For all of these reasons, the Court finds that plaintiffs' have sufficiently demonstrated that the public interest lies with granting their injunction and the balance of the equities tips in their favor. Plaintiffs have demonstrated each of the four Winter factors, and the Court determines that based upon this record they are entitled to a preliminary injunction. Plaintiffs originally sought an order directing defendants to (1) provide accessible absentee ballots, which includes accessible electronic ballots and alternative print format ballots (Braille and large print); (2) utilize and make accessible formats available for requesting, receiving, marking, signing, and returning the accessible ballots; and (3) ensure accessible absentee ballots are received and processed in a manner that does not reveal that the ballot was cast by a voter with a disability for the November 2020 general election. However, after defendants' response, plaintiffs in reply seek an order requiring defendants to open the Democracy Live portal to plaintiffs and other blind voters.
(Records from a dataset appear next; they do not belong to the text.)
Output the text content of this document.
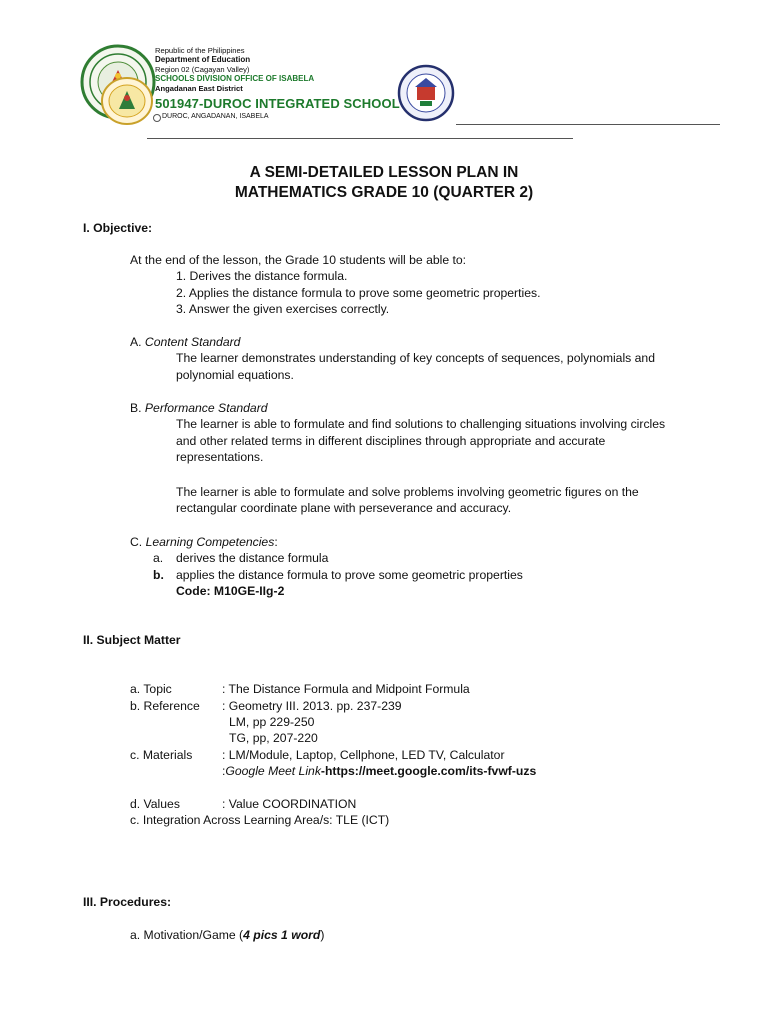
Republic of the Philippines
Department of Education
Region 02 (Cagayan Valley)
SCHOOLS DIVISION OFFICE OF ISABELA
Angadanan East District
501947-DUROC INTEGRATED SCHOOL
DUROC, ANGADANAN, ISABELA
A SEMI-DETAILED LESSON PLAN IN
MATHEMATICS GRADE 10 (QUARTER 2)
I. Objective:
At the end of the lesson, the Grade 10 students will be able to:
1. Derives the distance formula.
2. Applies the distance formula to prove some geometric properties.
3. Answer the given exercises correctly.
A. Content Standard
The learner demonstrates understanding of key concepts of sequences, polynomials and
polynomial equations.
B. Performance Standard
The learner is able to formulate and find solutions to challenging situations involving circles
and other related terms in different disciplines through appropriate and accurate
representations.
The learner is able to formulate and solve problems involving geometric figures on the
rectangular coordinate plane with perseverance and accuracy.
C. Learning Competencies:
a. derives the distance formula
b. applies the distance formula to prove some geometric properties
Code: M10GE-IIg-2
II. Subject Matter
a. Topic	: The Distance Formula and Midpoint Formula
b. Reference : Geometry III. 2013. pp. 237-239
LM, pp 229-250
TG, pp, 207-220
c. Materials : LM/Module, Laptop, Cellphone, LED TV, Calculator
:Google Meet Link-https://meet.google.com/its-fvwf-uzs
d. Values	: Value COORDINATION
c. Integration Across Learning Area/s: TLE (ICT)
III. Procedures:
a. Motivation/Game (4 pics 1 word)
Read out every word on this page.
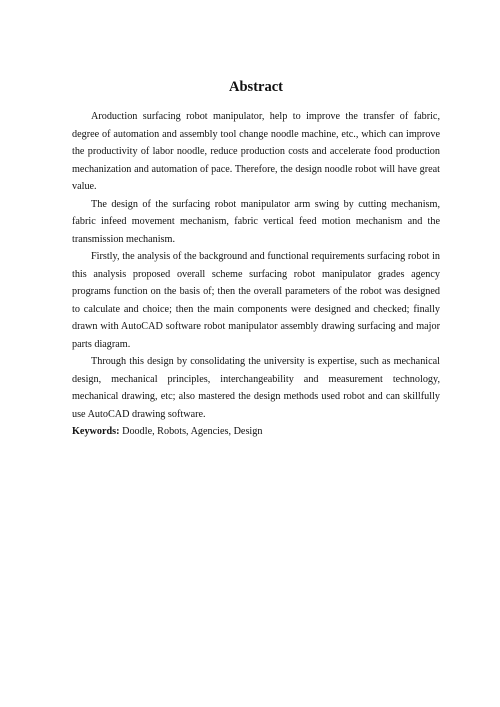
Abstract

Aroduction surfacing robot manipulator, help to improve the transfer of fabric, degree of automation and assembly tool change noodle machine, etc., which can improve the productivity of labor noodle, reduce production costs and accelerate food production mechanization and automation of pace. Therefore, the design noodle robot will have great value.

The design of the surfacing robot manipulator arm swing by cutting mechanism, fabric infeed movement mechanism, fabric vertical feed motion mechanism and the transmission mechanism.

Firstly, the analysis of the background and functional requirements surfacing robot in this analysis proposed overall scheme surfacing robot manipulator grades agency programs function on the basis of; then the overall parameters of the robot was designed to calculate and choice; then the main components were designed and checked; finally drawn with AutoCAD software robot manipulator assembly drawing surfacing and major parts diagram.

Through this design by consolidating the university is expertise, such as mechanical design, mechanical principles, interchangeability and measurement technology, mechanical drawing, etc; also mastered the design methods used robot and can skillfully use AutoCAD drawing software.

Keywords: Doodle, Robots, Agencies, Design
The Court will impose the more narrowly tailored request for relief at this time.
D. Security
Rule 65(c) of the Federal Rules of Civil Procedure requires the Court to consider whether plaintiffs should provide security in an amount sufficient to pay the costs and damages sustained by any party found to have been wrongfully enjoined. Where circumstances warrant it, a nominal bond may suffice. Hoechst Diafoil Co. v. Nan Ya Plastics Corp. , 174 F.3d 411, 421 n.3 (4th Cir. 1999). In light of the important federal rights at issue in this case, and absent any request from defendants for plaintiffs to provide security, the Court determines waiver of the bond is appropriate in this instance.
CONCLUSION
For the foregoing reasons, plaintiff's motion for preliminary injunction [DE 26] is GRANTED.
Defendants are hereby ORDERED to open the Democracy Live portal to plaintiffs and other blind voters as expeditiously as possible so that it may be utilized for the November 3, 2020 election.
The bond requirement is WAIVED. SO ORDERED, this 24th day of September, 2020.